Wright made clear, the government said, "in both words and actions, that his primary interest was in serving Aventador and his own financial gain — not the public utility that he led, the city that had entrusted him with that important responsibility, or the taxpayers that underwrote his substantial salary package."

Paradis is the central figure in the corruption scandal that has engulfed the LADWP since the disastrous rollout of the PwC billing software that overbilled tens of thousands of customers while not billing others at all. The city hired Paradis in 2014 to pursue a lawsuit against PwC, but the lawyer was also secretly representing the lead plaintiff in a class action against the city in a blatant conflict of interest.
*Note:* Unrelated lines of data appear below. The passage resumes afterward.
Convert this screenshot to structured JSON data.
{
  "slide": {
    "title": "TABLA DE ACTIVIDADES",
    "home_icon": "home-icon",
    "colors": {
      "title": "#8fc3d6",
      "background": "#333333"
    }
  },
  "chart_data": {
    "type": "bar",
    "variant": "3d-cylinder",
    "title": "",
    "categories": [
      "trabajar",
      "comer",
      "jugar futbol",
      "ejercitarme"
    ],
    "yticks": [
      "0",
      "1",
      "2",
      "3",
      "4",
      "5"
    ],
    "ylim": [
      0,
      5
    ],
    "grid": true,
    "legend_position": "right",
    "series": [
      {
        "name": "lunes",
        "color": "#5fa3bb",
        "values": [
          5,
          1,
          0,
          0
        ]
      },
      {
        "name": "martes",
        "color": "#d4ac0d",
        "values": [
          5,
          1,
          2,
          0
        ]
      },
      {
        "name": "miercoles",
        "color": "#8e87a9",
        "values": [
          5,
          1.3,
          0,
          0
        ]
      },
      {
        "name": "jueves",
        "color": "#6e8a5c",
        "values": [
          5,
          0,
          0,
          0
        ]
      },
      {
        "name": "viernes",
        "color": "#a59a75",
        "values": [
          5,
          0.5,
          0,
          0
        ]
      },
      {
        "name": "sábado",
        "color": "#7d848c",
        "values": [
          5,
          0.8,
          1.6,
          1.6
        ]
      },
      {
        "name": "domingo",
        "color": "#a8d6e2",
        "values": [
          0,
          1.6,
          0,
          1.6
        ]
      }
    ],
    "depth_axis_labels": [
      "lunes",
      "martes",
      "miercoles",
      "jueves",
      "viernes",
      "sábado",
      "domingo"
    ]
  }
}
Paradis has pleaded guilty to accepting a $2.2 million kickback from an Ohio lawyer to whom he steered the ratepayers' case, which settled for $67 million.

By 2019, when allegations began swirl around his double-dealing, Paradis began cooperating with the FBI. Shortly thereafter, he met with Wright, who was scared their relationship would become public.

According to Wright's plea agreement, he told Paradis, “OK, so I’m going to say something that you get to read between the lines. But if all, if any of that stuff” — meaning their text messages — “somehow wasn’t there, I wouldn’t be unhappy.”

Paradis agreed to delete Wright’s text messages and emails and to wipe clean a laptop that Wright had used. Wright said he already destroyed a “shitload” of physical evidence.

The LADWP scandal is part of a number of corruption investigations that have ensnared various members of the upper echelon of LA’s political leadership, including two former City Council members — Mitch Englander and Jose Huizar — as well as sitting City Councilman Mark Ridley-Thomas, who has been suspended from the council. Former Deputy Mayor Raymond Chan was also charged in a federal corruption probe. 

Englander last year was sentenced to 14 months in prison after he pleaded guilty to lying to federal investigators who were looking into whether he had accepted cash, female escort services, hotel rooms and expensive meals from a businessman during trips to Las Vegas and Palm Springs. He wasn't convicted of bribery.

Huizar is scheduled to go on trial next year over allegations that he ran a massive pay-to-play that solicited money from real-estate developers to facilitate approval of their projects in downtown LA.